Step 5: Solve the resulting quadratic equation for $\beta$.

• What we are doing: Rearranging the equation into standard quadratic form and solving for $\beta$.
• Why we are doing it: This is the final algebraic step to find the numerical value(s) of $\beta$. Rearrange the equation: $10\beta^2 - 24\beta + 48 - 40 = 0$ $10\beta^2 - 24\beta + 8 = 0$ Divide the entire equation by 2 to simplify: $5\beta^2 - 12\beta + 4 = 0$ We can solve this quadratic equation by factoring: $5\beta^2 - 10\beta - 2\beta + 4 = 0$ $5\beta(\beta - 2) - 2(\beta - 2) = 0$ $(5\beta - 2)(\beta - 2) = 0$ This yields two possible values for $\beta$: $5\beta - 2 = 0 \implies \beta = \frac{2}{5}$ $\beta - 2 = 0 \implies \beta = 2$
• Check: The problem states that $\beta$ must be a positive integer. Out of the two solutions, $\beta = \frac{2}{5}$ is not an integer, but $\beta = 2$ is a positive integer. Therefore, we choose $\beta = 2$.

Part 3: Calculating the Ratio $\frac{\beta}{\alpha}$

• What we are doing: Substituting the determined values of $\alpha$ and $\beta$ into the required ratio.
• Why we are doing it: This is the final step to answer the problem question. We found $\alpha = 1$ and $\beta = 2$. $\frac{\beta}{\alpha} = \frac{2}{1} = 2$

Common Mistakes & Tips

• Summation Properties: Be meticulous when expanding summations. Remember that $\sum_{i=1}^{N} c = Nc$ and $\sum_{i=1}^{N} c \cdot x_i = c \cdot \sum_{i=1}^{N} x_i$.
• Variance Formulas: Always have the computational form of variance ($\sigma^2 = \frac{\sum x_i^2}{N} - \bar{x}^2$) readily available, as it's frequently used in such problems.
• Algebraic Precision: Handle fractions and quadratic equations carefully to avoid calculation errors.
• Constraints: Do not forget to apply any given constraints (e.g., $\alpha, \beta$ being positive integers).

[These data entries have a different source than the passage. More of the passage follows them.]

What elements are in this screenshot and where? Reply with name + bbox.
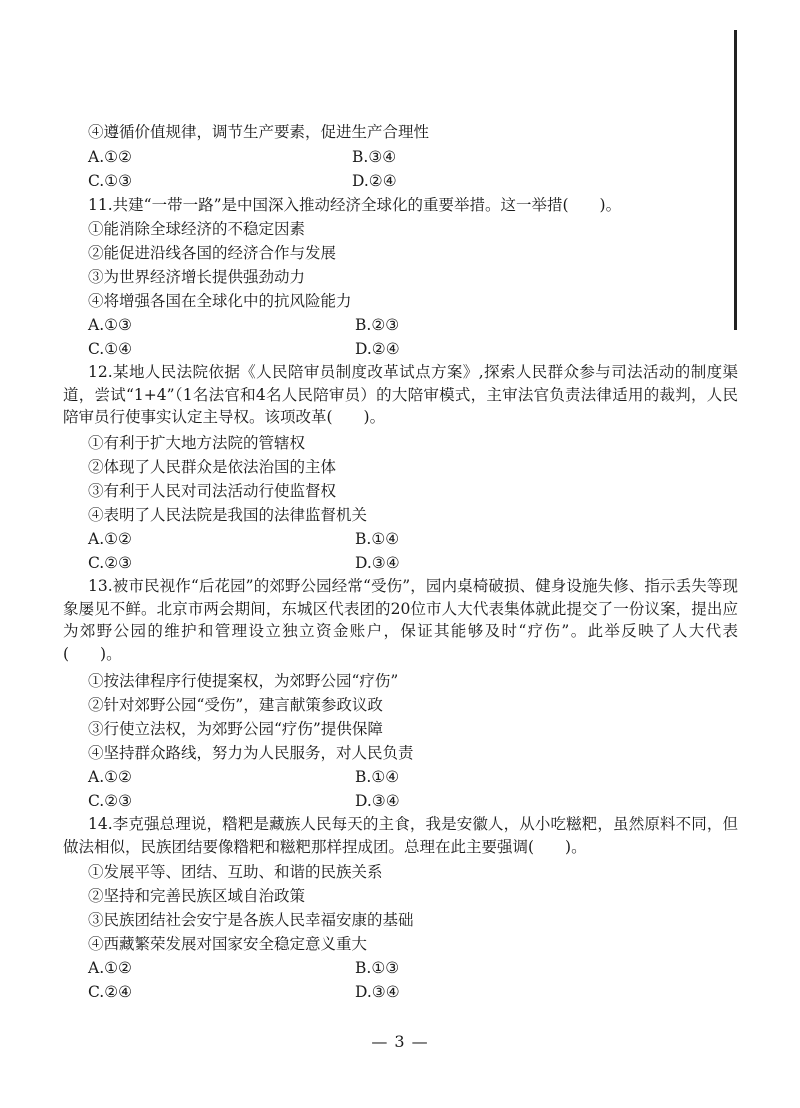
q12-choice-c: C.②③ — [88, 554, 133, 572]
q13-choice-c: C.②③ — [88, 792, 133, 810]
q14-option-2: ②坚持和完善民族区域自治政策 — [88, 887, 306, 905]
q14-choice-d: D.③④ — [355, 983, 400, 1001]
q12-stem-text: 12.某地人民法院依据《人民陪审员制度改革试点方案》,探索人民群众参与司法活动的制度渠道，尝试“1+4”（1名法官和4名人民陪审员）的大陪审模式，主审法官负责法律适用的裁判，人民陪审员行使事实认定主导权。该项改革( )。 — [63, 363, 738, 427]
q11-choice-c: C.①④ — [88, 340, 133, 358]
q10-choice-a: A.①② — [88, 148, 132, 166]
q13-option-3: ③行使立法权，为郊野公园“疗伤”提供保障 — [88, 720, 383, 738]
q11-option-2: ②能促进沿线各国的经济合作与发展 — [88, 244, 337, 262]
q14-choice-a: A.①② — [88, 959, 132, 977]
page-number: — 3 — — [371, 1032, 429, 1051]
q14-stem-text: 14.李克强总理说，糌粑是藏族人民每天的主食，我是安徽人，从小吃糍粑，虽然原料不同，但做法相似，民族团结要像糌粑和糍粑那样捏成团。总理在此主要强调( )。 — [63, 815, 738, 856]
q13-stem-text: 13.被市民视作“后花园”的郊野公园经常“受伤”，园内桌椅破损、健身设施失修、指示丢失等现象屡见不鲜。北京市两会期间，东城区代表团的20位市人大代表集体就此提交了一份议案，提出应为郊野公园的维护和管理设立独立资金账户，保证其能够及时“疗伤”。此举反映了人大代表( )。 — [63, 577, 738, 664]
q12-choice-b: B.①④ — [355, 530, 400, 548]
q10-option-4: ④遵循价值规律，调节生产要素，促进生产合理性 — [88, 123, 430, 141]
q12-option-2: ②体现了人民群众是依法治国的主体 — [88, 458, 337, 476]
q13-choice-b: B.①④ — [355, 768, 400, 786]
q14-stem — [63, 813, 738, 858]
q10-choice-c: C.①③ — [88, 172, 133, 190]
q14-option-4: ④西藏繁荣发展对国家安全稳定意义重大 — [88, 935, 368, 953]
q11-option-3: ③为世界经济增长提供强劲动力 — [88, 268, 306, 286]
q12-stem — [63, 361, 738, 429]
q14-option-3: ③民族团结社会安宁是各族人民幸福安康的基础 — [88, 911, 414, 929]
q10-choice-b: B.③④ — [352, 148, 397, 166]
q10-choice-d: D.②④ — [352, 172, 397, 190]
q14-choice-b: B.①③ — [355, 959, 400, 977]
q11-choice-a: A.①③ — [88, 316, 132, 334]
q12-option-3: ③有利于人民对司法活动行使监督权 — [88, 482, 337, 500]
q12-choice-a: A.①② — [88, 530, 132, 548]
q13-choice-d: D.③④ — [355, 792, 400, 810]
q11-choice-b: B.②③ — [355, 316, 400, 334]
q14-choice-c: C.②④ — [88, 983, 133, 1001]
q12-choice-d: D.③④ — [355, 554, 400, 572]
q13-option-2: ②针对郊野公园“受伤”，建言献策参政议政 — [88, 696, 383, 714]
q13-choice-a: A.①② — [88, 768, 132, 786]
q11-choice-d: D.②④ — [355, 340, 400, 358]
q14-option-1: ①发展平等、团结、互助、和谐的民族关系 — [88, 863, 383, 881]
q11-stem: 11.共建“一带一路”是中国深入推动经济全球化的重要举措。这一举措( )。 — [88, 196, 622, 214]
q13-option-1: ①按法律程序行使提案权，为郊野公园“疗伤” — [88, 672, 399, 690]
q13-stem — [63, 575, 738, 666]
q11-option-1: ①能消除全球经济的不稳定因素 — [88, 220, 306, 238]
q12-option-4: ④表明了人民法院是我国的法律监督机关 — [88, 506, 368, 524]
q13-option-4: ④坚持群众路线，努力为人民服务，对人民负责 — [88, 744, 414, 762]
q11-option-4: ④将增强各国在全球化中的抗风险能力 — [88, 292, 352, 310]
q12-option-1: ①有利于扩大地方法院的管辖权 — [88, 434, 306, 452]
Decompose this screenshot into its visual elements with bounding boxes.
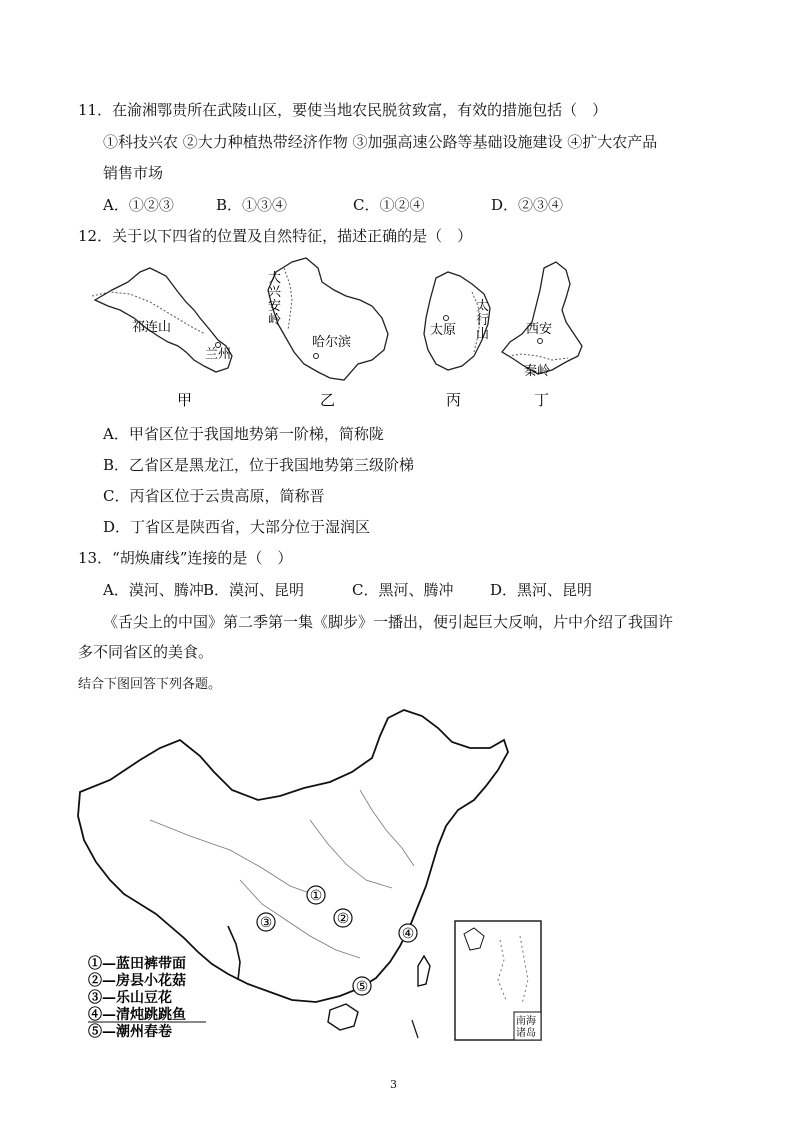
marker-2: ②: [336, 911, 350, 927]
legend-item-4: ④—清炖跳跳鱼: [88, 1007, 186, 1023]
q11-items-line1: ①科技兴农 ②大力种植热带经济作物 ③加强高速公路等基础设施建设 ④扩大农产品: [103, 133, 658, 151]
label-qilian-mountain: 祁连山: [132, 320, 172, 335]
legend-item-3: ③—乐山豆花: [88, 990, 172, 1006]
vertical-char: 安: [268, 299, 282, 314]
vertical-char: 岭: [268, 313, 282, 328]
caption-jia: 甲: [177, 391, 193, 409]
marker-3: ③: [259, 915, 273, 931]
intro-line2: 多不同省区的美食。: [78, 643, 214, 661]
vertical-char: 行: [476, 313, 490, 328]
food-markers: [257, 886, 417, 995]
q12-option-d[interactable]: D．丁省区是陕西省，大部分位于湿润区: [103, 518, 371, 536]
q11-stem: 11．在渝湘鄂贵所在武陵山区，要使当地农民脱贫致富，有效的措施包括（ ）: [78, 101, 608, 119]
legend-item-1: ①—蓝田裤带面: [88, 956, 186, 972]
q13-option-a[interactable]: A．漠河、腾冲: [103, 581, 204, 599]
marker-1: ①: [309, 888, 323, 904]
q13-option-c[interactable]: C．黑河、腾冲: [352, 581, 454, 599]
vertical-char: 太: [476, 299, 490, 314]
south-china-sea-inset: [455, 921, 541, 1040]
q11-option-c[interactable]: C．①②④: [353, 196, 425, 214]
vertical-char: 兴: [268, 285, 282, 300]
map-legend: [88, 955, 206, 1040]
taiwan-island: [418, 956, 430, 986]
legend-item-5: ⑤—潮州春卷: [88, 1024, 172, 1040]
q12-option-a[interactable]: A．甲省区位于我国地势第一阶梯，简称陇: [103, 425, 384, 443]
q11-option-d[interactable]: D．②③④: [491, 196, 564, 214]
label-harbin: 哈尔滨: [312, 335, 352, 350]
marker-5: ⑤: [355, 979, 369, 995]
q13-stem: 13．“胡焕庸线”连接的是（ ）: [78, 549, 293, 567]
vertical-char: 山: [476, 327, 490, 342]
label-lanzhou: 兰州: [205, 347, 232, 362]
q13-option-d[interactable]: D．黑河、昆明: [490, 581, 593, 599]
label-xian: 西安: [526, 322, 553, 337]
q11-option-a[interactable]: A．①②③: [103, 196, 174, 214]
caption-bing: 丙: [446, 391, 462, 409]
page-number: 3: [390, 1078, 397, 1091]
legend-item-2: ②—房县小花菇: [88, 973, 186, 989]
q12-stem: 12．关于以下四省的位置及自然特征，描述正确的是（ ）: [78, 227, 473, 245]
q12-option-b[interactable]: B．乙省区是黑龙江，位于我国地势第三级阶梯: [103, 456, 415, 474]
q13-option-b[interactable]: B．漠河、昆明: [203, 581, 305, 599]
q11-option-b[interactable]: B．①③④: [216, 196, 288, 214]
hainan-island: [328, 1004, 358, 1030]
intro-line1: 《舌尖上的中国》第二季第一集《脚步》一播出，便引起巨大反响，片中介绍了我国许: [103, 613, 674, 631]
label-taiyuan: 太原: [430, 323, 457, 338]
intro-line3: 结合下图回答下列各题。: [78, 677, 222, 692]
q11-items-line2: 销售市场: [103, 164, 164, 182]
marker-4: ④: [401, 926, 415, 942]
inset-label-line2: 诸岛: [516, 1028, 536, 1039]
caption-ding: 丁: [534, 391, 550, 409]
q12-option-c[interactable]: C．丙省区位于云贵高原，简称晋: [103, 487, 325, 505]
caption-yi: 乙: [320, 391, 336, 409]
vertical-char: 大: [268, 271, 282, 286]
inset-label-line1: 南海: [516, 1016, 536, 1027]
label-qinling: 秦岭: [524, 364, 551, 379]
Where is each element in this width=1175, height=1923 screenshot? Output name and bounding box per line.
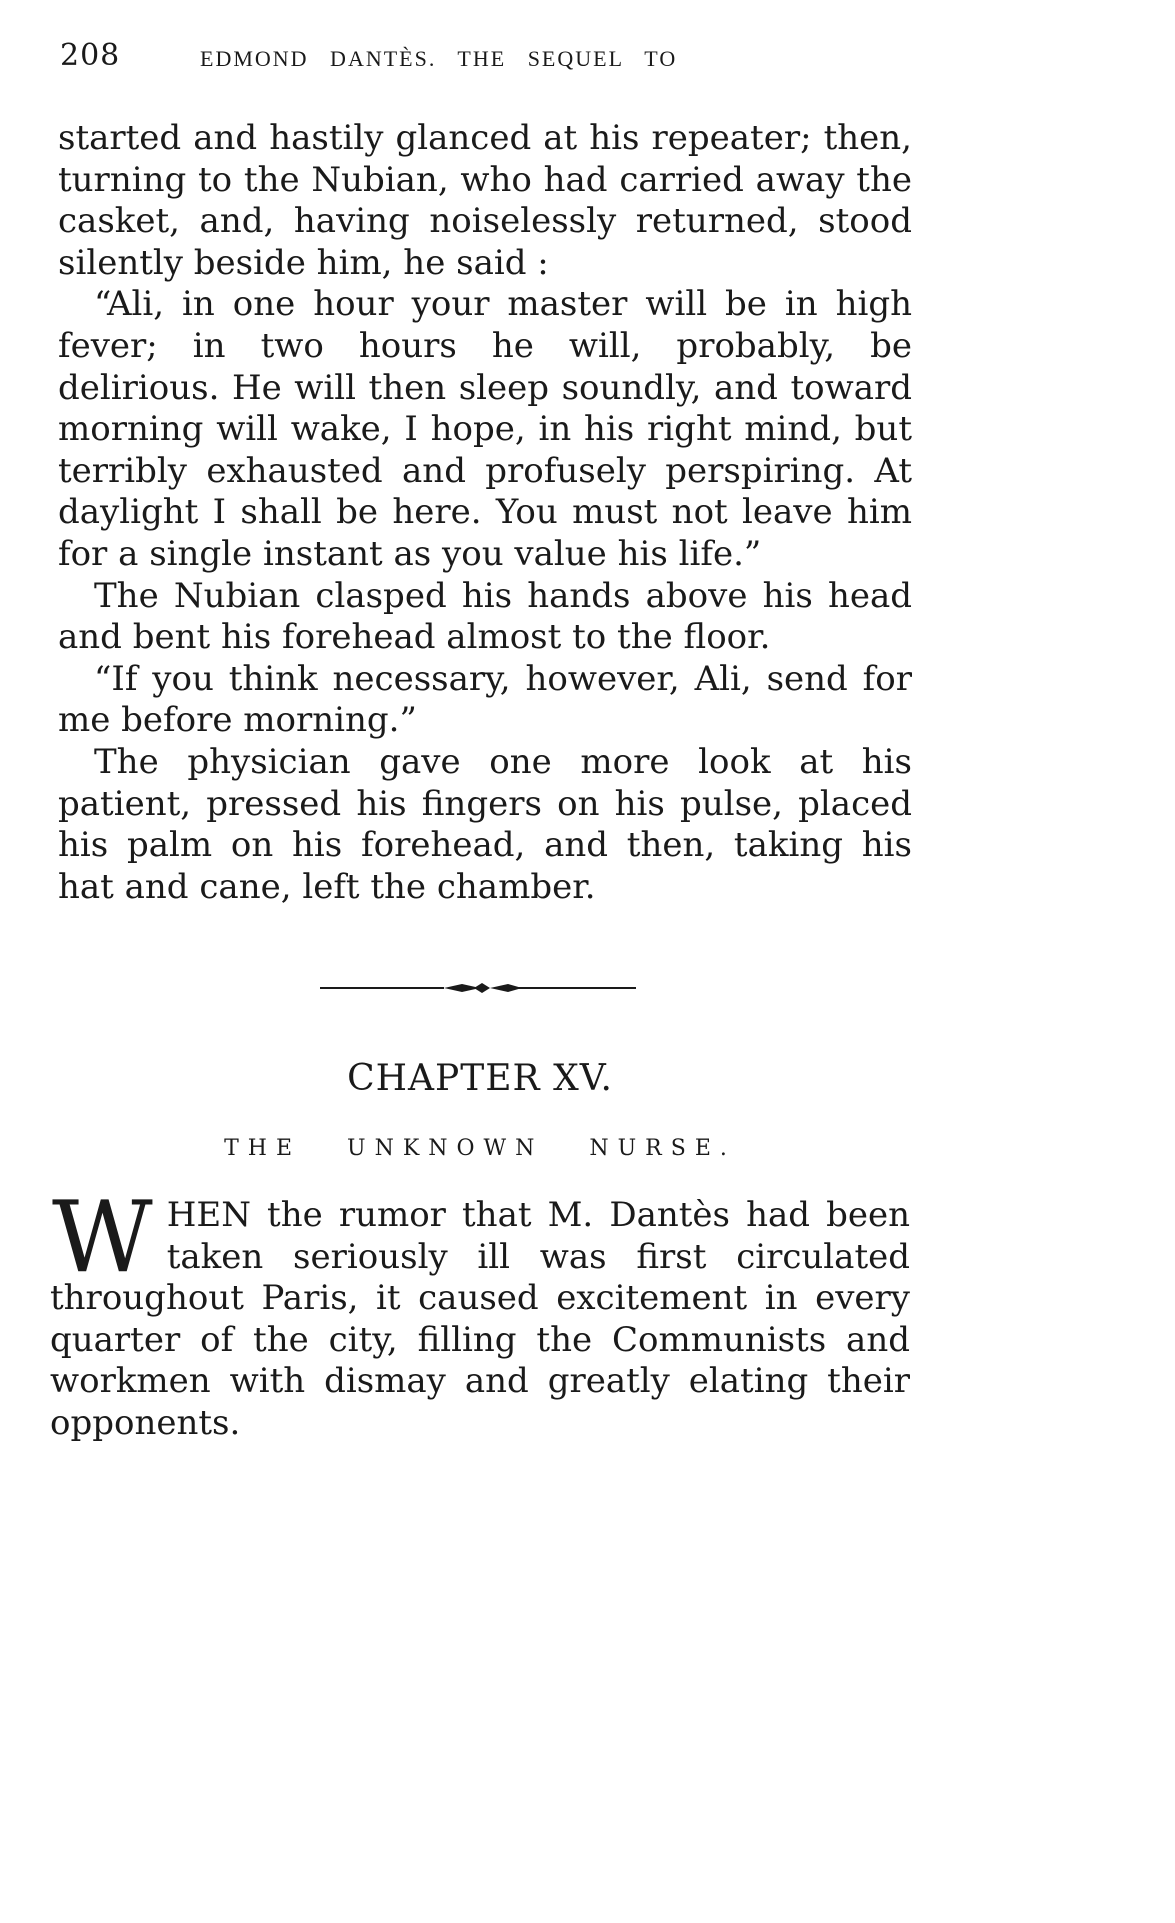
running-title: EDMOND DANTÈS. THE SEQUEL TO xyxy=(200,46,678,71)
body-text xyxy=(58,118,912,908)
paragraph: HEN the rumor that M. Dantès had been taken seriously ill was first circulated throughout Paris, it caused excitement in every quarter of the city, filling the Communists and workmen with dismay and greatly elating their opponents. xyxy=(50,1195,910,1443)
paragraph: The Nubian clasped his hands above his head and bent his forehead almost to the floor. xyxy=(58,575,912,658)
page-header xyxy=(60,38,920,74)
section-divider-ornament xyxy=(320,976,636,1000)
page-number: 208 xyxy=(60,38,121,73)
drop-cap: W xyxy=(52,1181,153,1295)
paragraph: started and hastily glanced at his repeater; then, turning to the Nubian, who had carried away the casket, and, having noiselessly returned, stood silently beside him, he said : xyxy=(58,118,912,283)
paragraph: “If you think necessary, however, Ali, send for me before morning.” xyxy=(58,658,912,741)
paragraph: “Ali, in one hour your master will be in high fever; in two hours he will, probably, be delirious. He will then sleep soundly, and toward morning will wake, I hope, in his right mind, but terribly exhausted and profusely perspiring. At daylight I shall be here. You must not leave him for a single instant as you value his life.” xyxy=(58,284,912,574)
chapter-subtitle: THE UNKNOWN NURSE. xyxy=(224,1136,736,1161)
paragraph: The physician gave one more look at his patient, pressed his fingers on his pulse, placed his palm on his forehead, and then, taking his hat and cane, left the chamber. xyxy=(58,741,912,907)
chapter-opening xyxy=(50,1181,910,1445)
chapter-title: CHAPTER XV. xyxy=(347,1058,613,1099)
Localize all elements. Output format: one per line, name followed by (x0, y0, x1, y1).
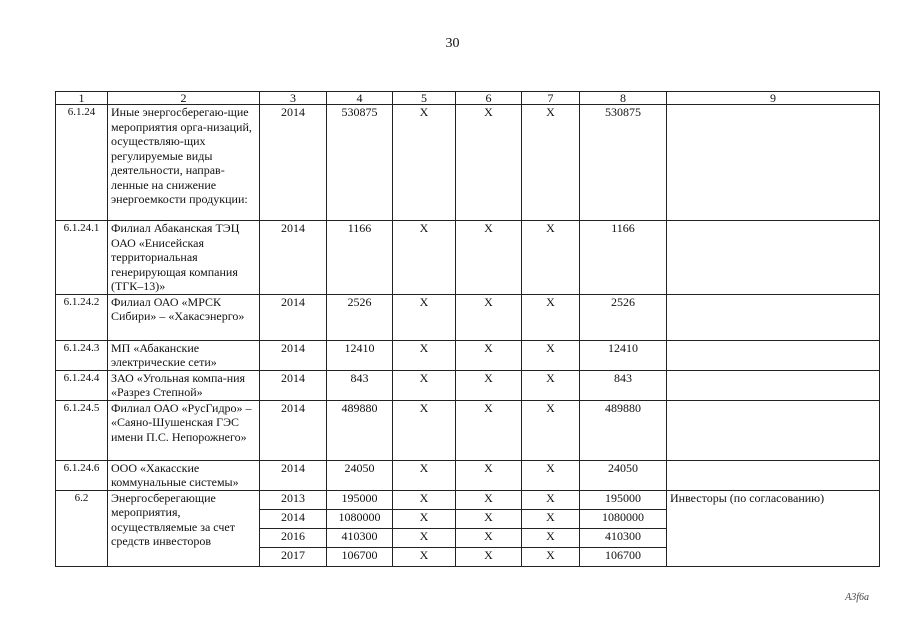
row-col5: X (393, 460, 456, 490)
row-note (667, 105, 880, 221)
row-col7: X (522, 547, 580, 566)
row-id: 6.1.24.3 (56, 340, 108, 370)
row-name: Филиал Абаканская ТЭЦ ОАО «Енисейская территориальная генерирующая компания (ТГК–13)» (108, 221, 260, 295)
row-col6: X (456, 490, 522, 509)
row-col5: X (393, 509, 456, 528)
row-col7: X (522, 221, 580, 295)
row-total: 12410 (327, 340, 393, 370)
row-year: 2014 (260, 105, 327, 221)
row-year: 2014 (260, 370, 327, 400)
row-col8: 12410 (580, 340, 667, 370)
row-name: Иные энергосберегаю-щие мероприятия орга-низаций, осуществляю-щих регулируемые виды деятельности, направ-ленные на снижение энергоемкости продукции: (108, 105, 260, 221)
row-col5: X (393, 400, 456, 460)
table-row (56, 490, 880, 509)
column-number: 9 (667, 92, 880, 105)
row-col8: 195000 (580, 490, 667, 509)
row-col6: X (456, 105, 522, 221)
table-row (56, 460, 880, 490)
row-col7: X (522, 490, 580, 509)
row-year: 2014 (260, 221, 327, 295)
row-name: Филиал ОАО «МРСК Сибири» – «Хакасэнерго» (108, 294, 260, 340)
row-col7: X (522, 400, 580, 460)
column-number: 1 (56, 92, 108, 105)
column-number: 7 (522, 92, 580, 105)
row-total: 106700 (327, 547, 393, 566)
row-id: 6.1.24.5 (56, 400, 108, 460)
row-col5: X (393, 490, 456, 509)
row-col6: X (456, 460, 522, 490)
row-note: Инвесторы (по согласованию) (667, 490, 880, 566)
row-col8: 489880 (580, 400, 667, 460)
row-col8: 843 (580, 370, 667, 400)
row-col5: X (393, 105, 456, 221)
row-col8: 106700 (580, 547, 667, 566)
row-id: 6.1.24.4 (56, 370, 108, 400)
row-col6: X (456, 294, 522, 340)
row-total: 489880 (327, 400, 393, 460)
row-year: 2014 (260, 509, 327, 528)
corner-mark: A3f6a (845, 592, 869, 603)
row-total: 2526 (327, 294, 393, 340)
row-year: 2013 (260, 490, 327, 509)
row-year: 2014 (260, 460, 327, 490)
row-col8: 1166 (580, 221, 667, 295)
row-col7: X (522, 340, 580, 370)
table-row (56, 340, 880, 370)
column-number-row (56, 92, 880, 105)
row-col6: X (456, 528, 522, 547)
column-number: 6 (456, 92, 522, 105)
row-col7: X (522, 509, 580, 528)
row-total: 24050 (327, 460, 393, 490)
row-col6: X (456, 370, 522, 400)
column-number: 8 (580, 92, 667, 105)
row-total: 530875 (327, 105, 393, 221)
row-col5: X (393, 294, 456, 340)
row-col8: 24050 (580, 460, 667, 490)
row-note (667, 460, 880, 490)
table-row (56, 221, 880, 295)
row-col5: X (393, 340, 456, 370)
row-note (667, 221, 880, 295)
row-year: 2014 (260, 294, 327, 340)
row-total: 410300 (327, 528, 393, 547)
row-col6: X (456, 400, 522, 460)
row-note (667, 294, 880, 340)
row-col6: X (456, 547, 522, 566)
row-col7: X (522, 105, 580, 221)
row-name: Энергосберегающие мероприятия, осуществляемые за счет средств инвесторов (108, 490, 260, 566)
row-total: 1166 (327, 221, 393, 295)
row-col6: X (456, 221, 522, 295)
row-id: 6.1.24.1 (56, 221, 108, 295)
row-col8: 1080000 (580, 509, 667, 528)
table-row (56, 400, 880, 460)
row-note (667, 400, 880, 460)
row-col8: 2526 (580, 294, 667, 340)
row-col5: X (393, 547, 456, 566)
row-col5: X (393, 528, 456, 547)
row-col6: X (456, 340, 522, 370)
row-name: Филиал ОАО «РусГидро» – «Саяно-Шушенская ГЭС имени П.С. Непорожнего» (108, 400, 260, 460)
row-id: 6.2 (56, 490, 108, 566)
row-year: 2014 (260, 400, 327, 460)
column-number: 2 (108, 92, 260, 105)
row-year: 2016 (260, 528, 327, 547)
row-total: 195000 (327, 490, 393, 509)
column-number: 3 (260, 92, 327, 105)
row-col5: X (393, 221, 456, 295)
row-col6: X (456, 509, 522, 528)
table-row (56, 105, 880, 221)
row-name: ООО «Хакасские коммунальные системы» (108, 460, 260, 490)
program-table (55, 91, 880, 567)
column-number: 5 (393, 92, 456, 105)
table-row (56, 370, 880, 400)
row-col7: X (522, 528, 580, 547)
row-name: МП «Абаканские электрические сети» (108, 340, 260, 370)
row-total: 843 (327, 370, 393, 400)
row-col8: 530875 (580, 105, 667, 221)
row-total: 1080000 (327, 509, 393, 528)
table-row (56, 294, 880, 340)
row-name: ЗАО «Угольная компа-ния «Разрез Степной» (108, 370, 260, 400)
row-year: 2017 (260, 547, 327, 566)
page-number: 30 (445, 36, 460, 51)
row-note (667, 370, 880, 400)
row-col5: X (393, 370, 456, 400)
row-year: 2014 (260, 340, 327, 370)
row-col8: 410300 (580, 528, 667, 547)
column-number: 4 (327, 92, 393, 105)
row-col7: X (522, 370, 580, 400)
row-id: 6.1.24.2 (56, 294, 108, 340)
row-note (667, 340, 880, 370)
row-id: 6.1.24 (56, 105, 108, 221)
row-col7: X (522, 460, 580, 490)
row-id: 6.1.24.6 (56, 460, 108, 490)
row-col7: X (522, 294, 580, 340)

These are crucial for selecting the correct solution from multiple possibilities.

Summary

This problem effectively tests the fundamental definitions and computational formulas for mean and variance, along with algebraic manipulation of summations. We first determined $\alpha$ by expanding the first summation and substituting the given mean. Then, we found $\beta$ by expanding the second summation, calculating $\sum x_i^2$ using the variance formula, and solving the resulting quadratic equation. Finally, we used the constraint that $\alpha$ and $\beta$ are positive integers to select the correct values, leading to $\alpha=1$ and $\beta=2$. The ratio $\frac{\beta}{\alpha}$ was then calculated.

The final answer is $\boxed{2}$, which corresponds to option (A).